The improvements come in the form of three key upgrades:
* **Upgraded Hardware:** Cloudflare’s network now leverages 12th generation compute servers with advanced GPUs capable of handling larger models and achieving faster inference. This allows customers to utilize powerful models like Meta Llama 3.2 11B and Llama 3.1 70B, experiencing up to 2-3 times faster throughput compared to previous hardware.
* **KV Cache Compression:** Cloudflare has developed a novel open-source technique for compressing KV cache, which significantly increases the efficiency of LLM inference. This technique, dubbed “PagedAttention,” effectively reduces memory usage by up to 64 times, allowing for a larger number of tokens to be processed concurrently and boosting overall throughput by up to 5.18 times.
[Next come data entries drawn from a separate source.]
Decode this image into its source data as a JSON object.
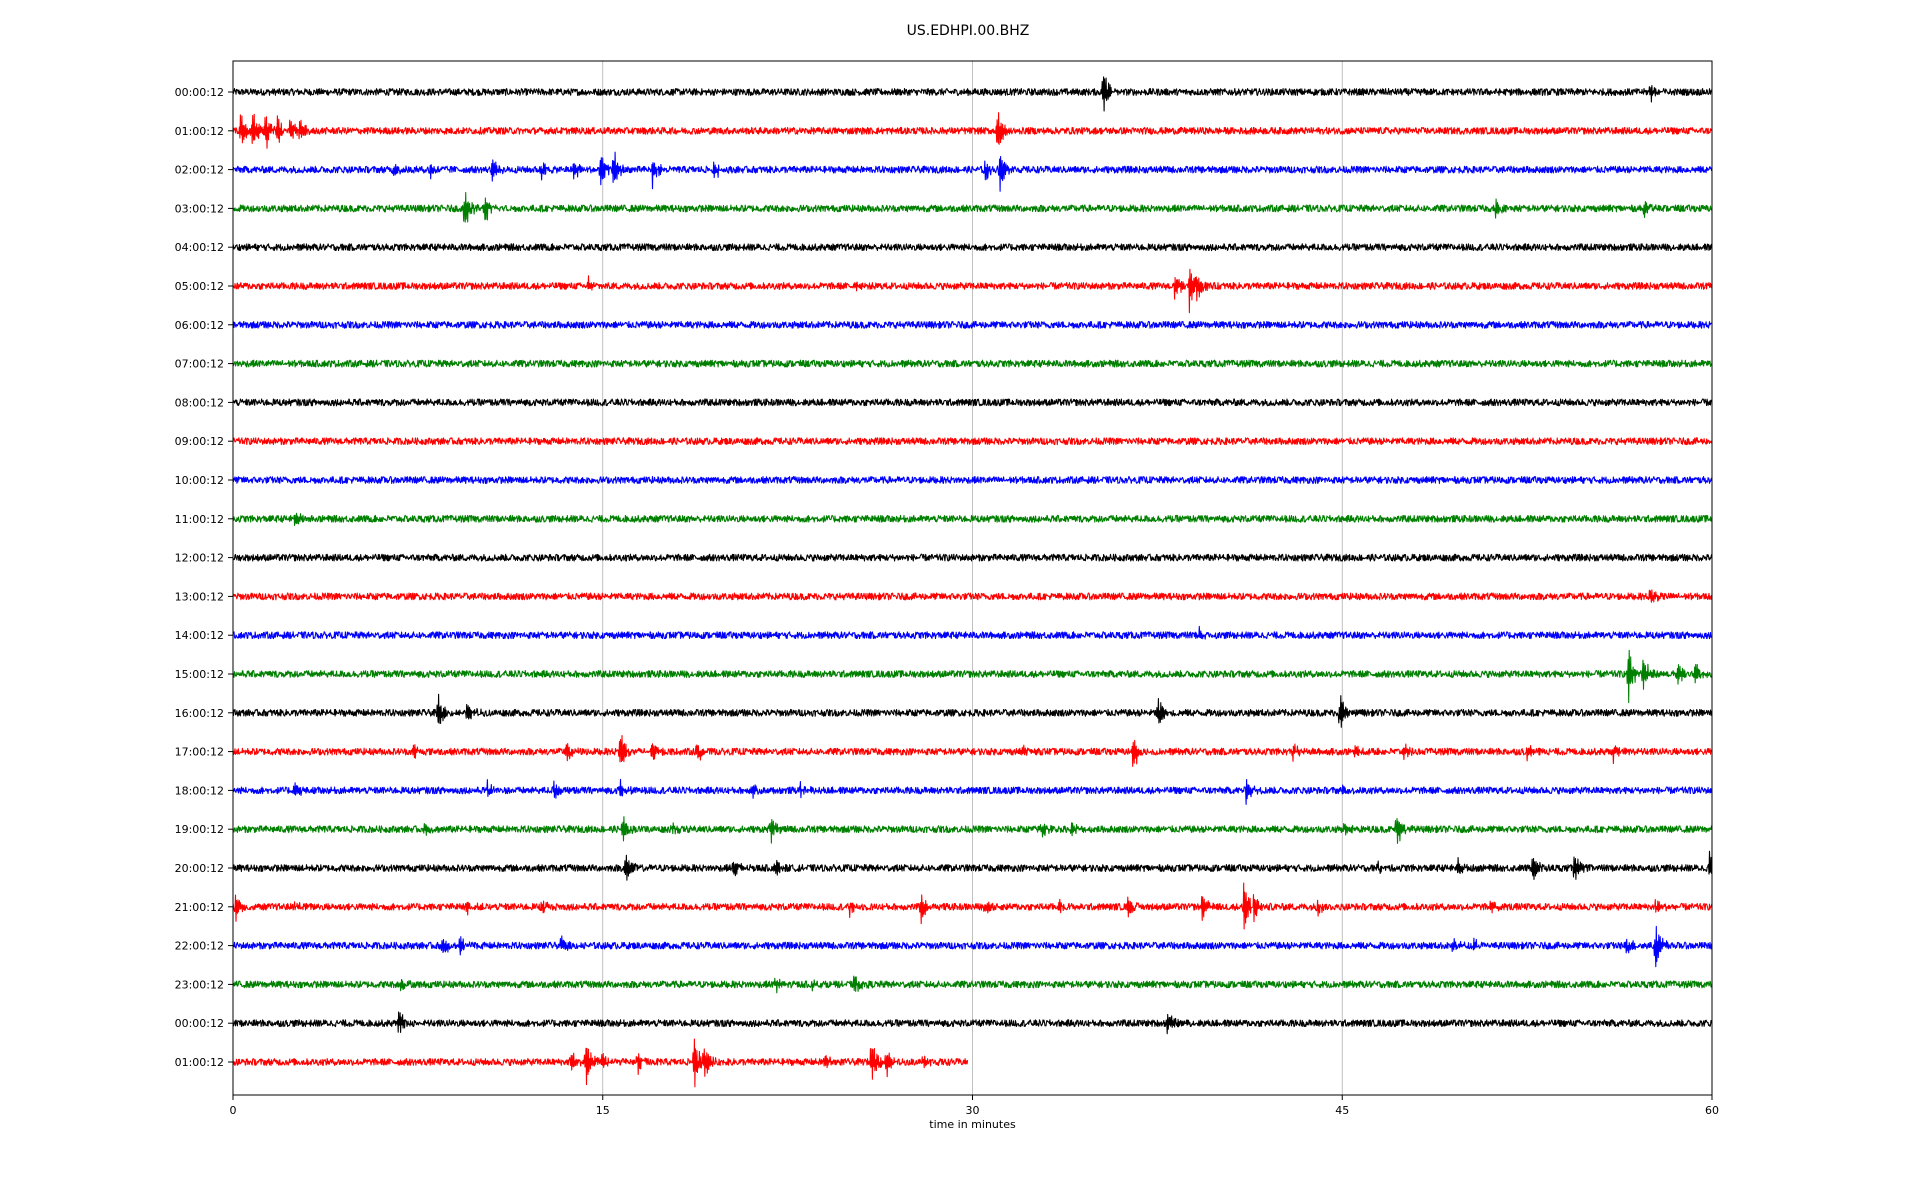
{
  "chart_data": {
    "type": "line",
    "title": "US.EDHPI.00.BHZ",
    "xlabel": "time in minutes",
    "ylabel": "",
    "xlim": [
      0,
      60
    ],
    "xticks": [
      0,
      15,
      30,
      45,
      60
    ],
    "grid": "vertical at 15-minute ticks",
    "legend": "none",
    "colors": [
      "#000000",
      "#ff0000",
      "#0000ff",
      "#008000"
    ],
    "noise_amplitude": 0.1,
    "series": [
      {
        "label": "00:00:12",
        "x_end": 60,
        "events": [
          {
            "x": 35.3,
            "amp": 1.0
          },
          {
            "x": 57.5,
            "amp": 0.3
          }
        ]
      },
      {
        "label": "01:00:12",
        "x_end": 60,
        "events": [
          {
            "x": 0.3,
            "amp": 0.6
          },
          {
            "x": 0.8,
            "amp": 1.0
          },
          {
            "x": 1.3,
            "amp": 0.8
          },
          {
            "x": 1.8,
            "amp": 0.6
          },
          {
            "x": 2.3,
            "amp": 0.5
          },
          {
            "x": 2.7,
            "amp": 0.5
          },
          {
            "x": 31.0,
            "amp": 0.9
          }
        ]
      },
      {
        "label": "02:00:12",
        "x_end": 60,
        "events": [
          {
            "x": 6.5,
            "amp": 0.3
          },
          {
            "x": 8.0,
            "amp": 0.3
          },
          {
            "x": 10.5,
            "amp": 0.5
          },
          {
            "x": 12.5,
            "amp": 0.4
          },
          {
            "x": 13.8,
            "amp": 0.5
          },
          {
            "x": 14.9,
            "amp": 0.8
          },
          {
            "x": 15.4,
            "amp": 0.9
          },
          {
            "x": 17.0,
            "amp": 0.7
          },
          {
            "x": 19.5,
            "amp": 0.4
          },
          {
            "x": 30.5,
            "amp": 0.5
          },
          {
            "x": 31.1,
            "amp": 0.9
          }
        ]
      },
      {
        "label": "03:00:12",
        "x_end": 60,
        "events": [
          {
            "x": 9.4,
            "amp": 0.8
          },
          {
            "x": 10.2,
            "amp": 0.6
          },
          {
            "x": 51.2,
            "amp": 0.3
          },
          {
            "x": 57.2,
            "amp": 0.4
          }
        ]
      },
      {
        "label": "04:00:12",
        "x_end": 60,
        "events": []
      },
      {
        "label": "05:00:12",
        "x_end": 60,
        "events": [
          {
            "x": 14.4,
            "amp": 0.3
          },
          {
            "x": 25.2,
            "amp": 0.3
          },
          {
            "x": 38.2,
            "amp": 0.5
          },
          {
            "x": 38.8,
            "amp": 1.0
          },
          {
            "x": 39.1,
            "amp": 0.6
          }
        ]
      },
      {
        "label": "06:00:12",
        "x_end": 60,
        "events": []
      },
      {
        "label": "07:00:12",
        "x_end": 60,
        "events": []
      },
      {
        "label": "08:00:12",
        "x_end": 60,
        "events": []
      },
      {
        "label": "09:00:12",
        "x_end": 60,
        "events": []
      },
      {
        "label": "10:00:12",
        "x_end": 60,
        "events": []
      },
      {
        "label": "11:00:12",
        "x_end": 60,
        "events": [
          {
            "x": 2.5,
            "amp": 0.3
          }
        ]
      },
      {
        "label": "12:00:12",
        "x_end": 60,
        "events": []
      },
      {
        "label": "13:00:12",
        "x_end": 60,
        "events": [
          {
            "x": 57.5,
            "amp": 0.3
          }
        ]
      },
      {
        "label": "14:00:12",
        "x_end": 60,
        "events": [
          {
            "x": 39.2,
            "amp": 0.2
          }
        ]
      },
      {
        "label": "15:00:12",
        "x_end": 60,
        "events": [
          {
            "x": 56.6,
            "amp": 1.0
          },
          {
            "x": 57.2,
            "amp": 0.7
          },
          {
            "x": 58.6,
            "amp": 0.4
          },
          {
            "x": 59.3,
            "amp": 0.5
          }
        ]
      },
      {
        "label": "16:00:12",
        "x_end": 60,
        "events": [
          {
            "x": 8.3,
            "amp": 0.7
          },
          {
            "x": 9.5,
            "amp": 0.5
          },
          {
            "x": 37.5,
            "amp": 0.6
          },
          {
            "x": 44.9,
            "amp": 0.8
          }
        ]
      },
      {
        "label": "17:00:12",
        "x_end": 60,
        "events": [
          {
            "x": 7.3,
            "amp": 0.3
          },
          {
            "x": 13.5,
            "amp": 0.5
          },
          {
            "x": 15.7,
            "amp": 0.8
          },
          {
            "x": 17.0,
            "amp": 0.5
          },
          {
            "x": 18.8,
            "amp": 0.4
          },
          {
            "x": 32.0,
            "amp": 0.2
          },
          {
            "x": 36.5,
            "amp": 0.7
          },
          {
            "x": 43.0,
            "amp": 0.3
          },
          {
            "x": 45.5,
            "amp": 0.3
          },
          {
            "x": 47.5,
            "amp": 0.3
          },
          {
            "x": 52.5,
            "amp": 0.3
          },
          {
            "x": 56.0,
            "amp": 0.3
          }
        ]
      },
      {
        "label": "18:00:12",
        "x_end": 60,
        "events": [
          {
            "x": 2.5,
            "amp": 0.3
          },
          {
            "x": 10.3,
            "amp": 0.3
          },
          {
            "x": 13.0,
            "amp": 0.4
          },
          {
            "x": 15.7,
            "amp": 0.4
          },
          {
            "x": 21.0,
            "amp": 0.3
          },
          {
            "x": 23.0,
            "amp": 0.3
          },
          {
            "x": 41.1,
            "amp": 0.5
          },
          {
            "x": 45.0,
            "amp": 0.3
          }
        ]
      },
      {
        "label": "19:00:12",
        "x_end": 60,
        "events": [
          {
            "x": 7.7,
            "amp": 0.3
          },
          {
            "x": 15.8,
            "amp": 0.5
          },
          {
            "x": 17.8,
            "amp": 0.3
          },
          {
            "x": 21.8,
            "amp": 0.5
          },
          {
            "x": 32.8,
            "amp": 0.3
          },
          {
            "x": 34.0,
            "amp": 0.3
          },
          {
            "x": 45.1,
            "amp": 0.3
          },
          {
            "x": 47.2,
            "amp": 0.7
          }
        ]
      },
      {
        "label": "20:00:12",
        "x_end": 60,
        "events": [
          {
            "x": 15.9,
            "amp": 0.6
          },
          {
            "x": 20.3,
            "amp": 0.4
          },
          {
            "x": 22.0,
            "amp": 0.3
          },
          {
            "x": 46.4,
            "amp": 0.3
          },
          {
            "x": 49.7,
            "amp": 0.3
          },
          {
            "x": 52.7,
            "amp": 0.6
          },
          {
            "x": 54.4,
            "amp": 0.6
          },
          {
            "x": 59.9,
            "amp": 0.6
          }
        ]
      },
      {
        "label": "21:00:12",
        "x_end": 60,
        "events": [
          {
            "x": 0.1,
            "amp": 0.5
          },
          {
            "x": 2.5,
            "amp": 0.2
          },
          {
            "x": 9.5,
            "amp": 0.3
          },
          {
            "x": 12.5,
            "amp": 0.3
          },
          {
            "x": 25.0,
            "amp": 0.3
          },
          {
            "x": 27.9,
            "amp": 0.6
          },
          {
            "x": 30.5,
            "amp": 0.3
          },
          {
            "x": 33.5,
            "amp": 0.3
          },
          {
            "x": 36.3,
            "amp": 0.3
          },
          {
            "x": 39.3,
            "amp": 0.6
          },
          {
            "x": 41.0,
            "amp": 1.0
          },
          {
            "x": 41.4,
            "amp": 0.6
          },
          {
            "x": 44.0,
            "amp": 0.3
          },
          {
            "x": 51.0,
            "amp": 0.3
          },
          {
            "x": 57.7,
            "amp": 0.3
          }
        ]
      },
      {
        "label": "22:00:12",
        "x_end": 60,
        "events": [
          {
            "x": 8.5,
            "amp": 0.4
          },
          {
            "x": 9.2,
            "amp": 0.4
          },
          {
            "x": 13.3,
            "amp": 0.4
          },
          {
            "x": 49.5,
            "amp": 0.3
          },
          {
            "x": 50.3,
            "amp": 0.3
          },
          {
            "x": 56.5,
            "amp": 0.4
          },
          {
            "x": 57.7,
            "amp": 1.0
          }
        ]
      },
      {
        "label": "23:00:12",
        "x_end": 60,
        "events": [
          {
            "x": 6.8,
            "amp": 0.3
          },
          {
            "x": 22.0,
            "amp": 0.3
          },
          {
            "x": 23.5,
            "amp": 0.3
          },
          {
            "x": 25.2,
            "amp": 0.5
          }
        ]
      },
      {
        "label": "00:00:12",
        "x_end": 60,
        "events": [
          {
            "x": 6.7,
            "amp": 0.5
          },
          {
            "x": 37.9,
            "amp": 0.4
          }
        ]
      },
      {
        "label": "01:00:12",
        "x_end": 29.8,
        "events": [
          {
            "x": 13.7,
            "amp": 0.4
          },
          {
            "x": 14.3,
            "amp": 0.9
          },
          {
            "x": 15.0,
            "amp": 0.4
          },
          {
            "x": 16.4,
            "amp": 0.4
          },
          {
            "x": 18.7,
            "amp": 1.0
          },
          {
            "x": 19.1,
            "amp": 0.8
          },
          {
            "x": 24.0,
            "amp": 0.3
          },
          {
            "x": 25.9,
            "amp": 1.0
          },
          {
            "x": 26.5,
            "amp": 0.5
          },
          {
            "x": 28.0,
            "amp": 0.3
          }
        ]
      }
    ]
  }
}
* **Speculative Decoding:** Introducing prompt-lookup decoding, Workers AI now predicts multiple tokens simultaneously, speeding up inference by up to 70% for some models. This intelligent approach leverages patterns in the generated text to make more accurate predictions, improving the speed without significantly compromising output quality.
“We are dedicated to providing the fastest and most efficient inference platform for our customers,” said [Cloudflare Executive Name], [Title]. “These new upgrades demonstrate our commitment to delivering continuous innovation and empowering developers with cutting-edge AI capabilities.”
Cloudflare’s efforts to accelerate Workers AI underscore its commitment to delivering a robust Free service tier and offering a platform for running containers across its network. The company continues to invest in developing innovative AI-powered features, such as WAF rule generation, bot traffic insights, and bot blocking capabilities.
With these advancements, Cloudflare continues to solidify its position as a leader in the AI-driven Internet, providing developers and businesses with a powerful and accessible platform to leverage the power of LLMs.